In the game, you're going to have some changes. If a shooter is in the pick-and-roll, well, you can't guard the same way as a non-shooter in the pick-and-roll. So you have to be able to adjust to these things on the fly. When you've got one error because there is a different person in the pick-and-roll situation or with the basketball, then you have to look at that and say, hey, are we teaching them right? Are we confusing them?

But some of that, players have to take responsibility as well. Ask questions. Know what you're doing, remind yourself. I don't know how everybody works. I learned a different way. I may learn by watching it one time. I've got it. We have kids like that. Some, we can watch it, and go over it, and they've still got to study it.

It's just like anything else with life. If you study, anybody can learn if you study. But some people can look at it once and they've got it. Other people have to study all day long. They can still get it, but it's just a different method of learning. So we have to make sure everybody understands you have to know how you learn. If you're not getting it by not asking enough questions or coming up and watching tape or walking through it, getting the paper diagrams, everybody is different in that way.

So they have to really help us help them. If you don't know it, you've got to come up and tell us. Because if you nod your head yes, that's telling me you know it. Then you get out there and do it wrong, and that's not a good indication of knowledge of what we're doing.

Q. There was a time where coaches did that, does that work?
COACH KELSEY: Not so much. Kids nowadays, and I guess every generation has said the next one is soft, I don't know. Our grandparents and great grandparents probably think we're soft. I'm sure they do, because they had to do things that, hey, you just have to get it. 14, you were grown way back in the day. 14-year-olds now, they're still like little kids.

So times have changed. But you can't do it so much fear based. I don't think that works anymore with these particular kids, because they're allowed to ask a lot of questions. Their opinions are asked a whole bunch. Adults are kind of getting their input on a lot of things that I didn't have input on when I was a kid. If adults were talking, you were over here. You weren't in that conversation. So it's just different.

But I think you still can use some of that to get their attention. Some of it is sitting them down, changing that lineup, not letting people get comfortable. I hope that's not the case, but, again, motivation, you can do it a lot of different ways.
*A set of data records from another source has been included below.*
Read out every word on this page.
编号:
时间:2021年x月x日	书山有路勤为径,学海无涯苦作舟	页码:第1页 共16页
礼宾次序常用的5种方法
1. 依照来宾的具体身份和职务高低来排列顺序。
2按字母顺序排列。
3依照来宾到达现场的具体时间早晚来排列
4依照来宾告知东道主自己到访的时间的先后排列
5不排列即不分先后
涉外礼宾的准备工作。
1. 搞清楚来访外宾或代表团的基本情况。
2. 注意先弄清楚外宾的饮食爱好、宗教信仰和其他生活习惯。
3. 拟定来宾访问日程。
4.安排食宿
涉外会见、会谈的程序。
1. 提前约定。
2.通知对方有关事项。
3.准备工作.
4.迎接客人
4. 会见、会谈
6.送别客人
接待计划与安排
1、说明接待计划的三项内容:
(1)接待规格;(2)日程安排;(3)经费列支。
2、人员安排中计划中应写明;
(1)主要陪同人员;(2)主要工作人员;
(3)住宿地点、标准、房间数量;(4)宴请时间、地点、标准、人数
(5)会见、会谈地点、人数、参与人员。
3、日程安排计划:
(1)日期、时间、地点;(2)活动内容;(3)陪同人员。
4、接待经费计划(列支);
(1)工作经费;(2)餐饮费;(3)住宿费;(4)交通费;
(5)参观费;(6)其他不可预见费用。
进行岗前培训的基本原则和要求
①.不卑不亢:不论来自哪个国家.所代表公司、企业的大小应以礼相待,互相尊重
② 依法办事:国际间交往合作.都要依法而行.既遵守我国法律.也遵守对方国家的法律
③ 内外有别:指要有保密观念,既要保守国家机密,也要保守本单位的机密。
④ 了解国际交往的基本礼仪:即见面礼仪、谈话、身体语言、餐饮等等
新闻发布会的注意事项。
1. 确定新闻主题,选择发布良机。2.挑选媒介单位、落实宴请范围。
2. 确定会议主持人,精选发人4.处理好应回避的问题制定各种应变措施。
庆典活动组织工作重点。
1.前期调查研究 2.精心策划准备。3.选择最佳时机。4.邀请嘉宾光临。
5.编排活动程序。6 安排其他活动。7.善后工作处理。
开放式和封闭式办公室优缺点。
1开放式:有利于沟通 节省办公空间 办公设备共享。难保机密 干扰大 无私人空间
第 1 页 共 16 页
But that's our job as coaches to try to figure that out without losing them. You can't lose them. You've got to keep playing these games. They're going to be tough for us because we're not going to blow people out by 20 and 30 points. That's not how we're built. But we've shown ourselves. We can win a tight game. That Delaware game is tight. We drew up a play, never had run it before, and Cayla went and scored it. We had the same opportunity in the San Diego State game, but we didn't execute it quite as well as we wanted to. So the long answer is you can't use so much of that, but you still have to use some of it.

Q. What type of challenges does Florida present?
COACH KELSEY: Florida is aggressive, they're athletic, they're quick, they know how to score. They have a lot of people. They play ten people over 14 minutes a game. So they're shuffling them in and out. But if we do what we're supposed to do the way we're supposed to do it, we'll give ourselves a chance, just like they're doing the same thing on their side. If you've got to do certain things against us to keep us from scoring.

But it's disappointing from yesterday because we just didn't box out the way we should have. Because if you give people second and third point chances, they have 31 second-chance points, you're not going to beat anybody doing that.